At its January 14 meeting, the Landmarks Commission dealt with two controversial issues, denying designation for the ficus trees on 2nd and 4th Streets, and denying a Certificate of Appropriateness for a proposed project in the Third Street Historic District.
The battle to save the 54 ficus trees, slated by the City to be relocated or composted depending on their condition, was brought before the Landmarks Commission in November by the Treesavers group. The decision to vote on designation was postponed at the request of Treesavers, to allow the group time for research that could be presented to support landmark status for the trees.
Treesavers gave a PowerPoint presentation that told the story of how the trees came to be planted in the downtown area. In 1961-62, a woman named Jacqueline Girion, a community volunteer and mother of five, organized a “beautification” effort in Santa Monica, initiated by the Chamber of Commerce, to which she belonged. Girion’s committee of women succeeded in getting the City to plant the trees as part of the downtown rebuilding plan approved by the City in February 1961.
Two of Girion’s sons, Shephard and Woody Girion, spoke about their memories of accompanying their mother as she campaigned for the planting of the trees.
“Many people have vision,” Woody Girion told the Commission, “but it’s another thing to follow through on that vision.” He described the beautification committee as “part of the community’s soul.”
About 30 tree supporters spoke to the Commission, several of them pleading for recognition of Girion as a pioneering environmental crusader and activist at a time when women were still mostly confined to the role of housewife.
One tree supporter brought out a guitar and sang “Trees,” the musical setting of the poem by Joyce Kilmer.
Representing the City, Assistant City Manager Gordon Anderson reiterated the position that the City needed to move forward on the removal of the trees because of a timeline on federal funding for downtown redevelopment.
While the Commissioners admitted that they were “moved” by the Treesavers’ presentation and the new information about the history of the downtown beautification process, they were not convinced that the research proved that the ficus trees, as a group, were worthy of designation.
Ruthann Lehrer thought that it would be possible to designate the trees because Jacqueline Girion could be regarded as a “historic personage” and because of the association of the trees with the development of the Third Street mall.
The other Commissioners were inclined to agree with the City staff report’s finding that Girion and her committee were not linked to the larger women’s or environmental movements, and that the 2nd and 4th Street ficus trees were not unique to the City nor was their presence on the two streets an especially unique feature. The Commission voted to deny designation, with Lehrer as the sole dissenter.
Treesaver activist Jerry Rubin met with supporters outside the meeting chamber after the decision and told them “we’re not through yet.” Rubin said he was planning to appeal the Landmarks Commission’s decision to the City Council.
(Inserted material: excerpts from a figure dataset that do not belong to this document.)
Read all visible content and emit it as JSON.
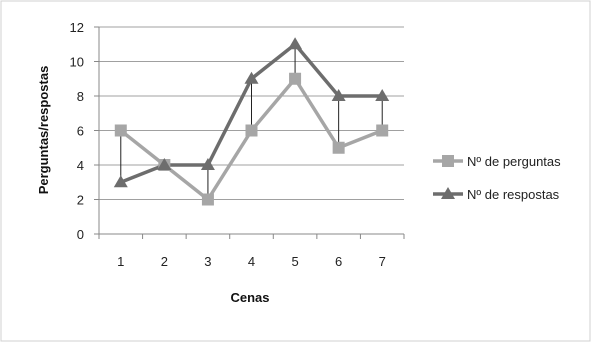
{
  "chart_data": {
    "type": "line",
    "title": "",
    "xlabel": "Cenas",
    "ylabel": "Perguntas/respostas",
    "categories": [
      "1",
      "2",
      "3",
      "4",
      "5",
      "6",
      "7"
    ],
    "ylim": [
      0,
      12
    ],
    "yticks": [
      0,
      2,
      4,
      6,
      8,
      10,
      12
    ],
    "grid": true,
    "legend": "right",
    "series": [
      {
        "name": "Nº de perguntas",
        "values": [
          6,
          4,
          2,
          6,
          9,
          5,
          6
        ],
        "color": "#a6a6a6",
        "marker": "square"
      },
      {
        "name": "Nº de respostas",
        "values": [
          3,
          4,
          4,
          9,
          11,
          8,
          8
        ],
        "color": "#6d6d6d",
        "marker": "triangle"
      }
    ],
    "annotations": "vertical connector lines between the two series at each category"
  }
}
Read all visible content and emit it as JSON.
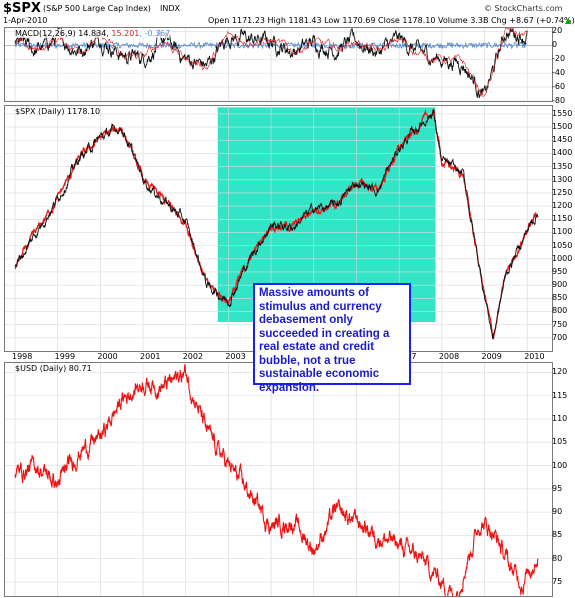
{
  "header": {
    "symbol": "$SPX",
    "description": "(S&P 500 Large Cap Index)",
    "exchange": "INDX",
    "brand": "© StockCharts.com",
    "date": "1-Apr-2010",
    "quote": "Open 1171.23  High 1181.43  Low 1170.69  Close 1178.10  Volume 3.3B  Chg +8.67 (+0.74%)",
    "chg_arrow": "▲"
  },
  "macd": {
    "label": "MACD(12,26,9) 14.834, ",
    "signal_value": "15.201",
    "hist_value": ", -0.367",
    "ticks": [
      "20",
      "0",
      "-20",
      "-40",
      "-60",
      "-80"
    ],
    "signal_color": "#d81e1e",
    "hist_color": "#5b8fd6"
  },
  "spx": {
    "label": "$SPX (Daily) 1178.10",
    "ticks": [
      "1550",
      "1500",
      "1450",
      "1400",
      "1350",
      "1300",
      "1250",
      "1200",
      "1150",
      "1100",
      "1050",
      "1000",
      "950",
      "900",
      "850",
      "800",
      "750",
      "700"
    ],
    "highlight_color": "#0fe0bd"
  },
  "usd": {
    "label": "$USD (Daily) 80.71",
    "ticks": [
      "120",
      "115",
      "110",
      "105",
      "100",
      "95",
      "90",
      "85",
      "80",
      "75"
    ],
    "line_color": "#ee1111"
  },
  "xaxis": {
    "years": [
      "1998",
      "1999",
      "2000",
      "2001",
      "2002",
      "2003",
      "2004",
      "2005",
      "2006",
      "2007",
      "2008",
      "2009",
      "2010"
    ]
  },
  "annotation": {
    "text": "Massive amounts of stimulus and currency debasement only succeeded in creating a real estate and credit bubble, not a true sustainable economic expansion."
  },
  "chart_data": [
    {
      "type": "line",
      "title": "MACD(12,26,9)",
      "x": [
        "1998",
        "1998.5",
        "1999",
        "1999.5",
        "2000",
        "2000.5",
        "2001",
        "2001.5",
        "2002",
        "2002.5",
        "2003",
        "2003.5",
        "2004",
        "2004.5",
        "2005",
        "2005.5",
        "2006",
        "2006.5",
        "2007",
        "2007.5",
        "2008",
        "2008.5",
        "2009",
        "2009.5",
        "2010"
      ],
      "series": [
        {
          "name": "MACD",
          "values": [
            5,
            -8,
            10,
            -6,
            12,
            -14,
            -18,
            8,
            -20,
            -30,
            14,
            8,
            6,
            -8,
            4,
            -5,
            6,
            -10,
            8,
            -12,
            -20,
            -25,
            -75,
            20,
            15
          ]
        }
      ],
      "ylim": [
        -80,
        25
      ]
    },
    {
      "type": "line",
      "title": "$SPX (Daily) 1178.10",
      "x": [
        "1998",
        "1998.5",
        "1999",
        "1999.5",
        "2000",
        "2000.5",
        "2001",
        "2001.5",
        "2002",
        "2002.5",
        "2003",
        "2003.5",
        "2004",
        "2004.5",
        "2005",
        "2005.5",
        "2006",
        "2006.5",
        "2007",
        "2007.5",
        "2007.8",
        "2008",
        "2008.5",
        "2008.9",
        "2009.2",
        "2009.5",
        "2010",
        "2010.25"
      ],
      "series": [
        {
          "name": "$SPX",
          "values": [
            970,
            1100,
            1230,
            1380,
            1460,
            1500,
            1300,
            1220,
            1140,
            900,
            840,
            1000,
            1130,
            1120,
            1190,
            1200,
            1290,
            1260,
            1420,
            1510,
            1560,
            1370,
            1320,
            950,
            700,
            940,
            1110,
            1178
          ]
        }
      ],
      "ylim": [
        650,
        1580
      ]
    },
    {
      "type": "line",
      "title": "$USD (Daily) 80.71",
      "x": [
        "1998",
        "1998.5",
        "1999",
        "1999.5",
        "2000",
        "2000.5",
        "2001",
        "2001.5",
        "2002",
        "2002.5",
        "2003",
        "2003.5",
        "2004",
        "2004.5",
        "2005",
        "2005.5",
        "2006",
        "2006.5",
        "2007",
        "2007.5",
        "2008",
        "2008.3",
        "2008.9",
        "2009.2",
        "2009.6",
        "2009.9",
        "2010.25"
      ],
      "series": [
        {
          "name": "$USD",
          "values": [
            98,
            100,
            96,
            103,
            106,
            114,
            118,
            117,
            120,
            107,
            100,
            94,
            87,
            88,
            82,
            90,
            88,
            85,
            83,
            80,
            75,
            72,
            88,
            86,
            78,
            75,
            81
          ]
        }
      ],
      "ylim": [
        72,
        122
      ]
    }
  ]
}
The Commission then took up the matter of the proposed project at 2617 1/2 3rd Street. The plans of owner Mark Woollen to build an addition to a non-contributing structure in the rear of his property, a Third Street Historic District contributor, were strongly opposed by a number of area residents, who maintained that the proposed design of the rear structure was too modern and too visible from the street.
The project’s architect, Michael Folonis, had been before the Commission several times, refining his design for the project. At the January 14 meeting, he presented his most recent modification of the design, incorporating suggestions made by the Commission. The height of the structure had been reduced by 1-1/2 feet; a cantilevered section had been reduced in size from 19 feet 2 inches to 16 feet 1 inch. Changes had also been made to the windows, siding, and roof overhangs to make the building more compatible with other structures in the neighborhood.
Still, the Commission heard from almost 40 residents, most of whom were against approval of the project.
One opponent, Richard Orton, said that to claim that the proposed design was compatible with the other houses in the area was like “putting a goat in a chicken coop and putting feathers on it.”
A few speakers supported Woollen’s efforts to get the project approved. He was described as a “sensitive and caring person” and one who had made a “tremendous effort to comply with the City.”
Commissioners John Berley, Barbara Kaplan, and Ruth Shari expressed their support for the project. Commission Chair Nina Fresco sided with the opponents. Despite the improvements made to the design, she said, “I just can’t get there.” Margaret Bach also was unable to support the project, as she said it seemed to her that it would be too visible from the street.
Commissioners Roger Genser and Lehrer had recused themselves from voting on the issue. The vote was 3-2 in favor of the project, but since four votes are required for passage, the Certificate of Appropriateness was denied.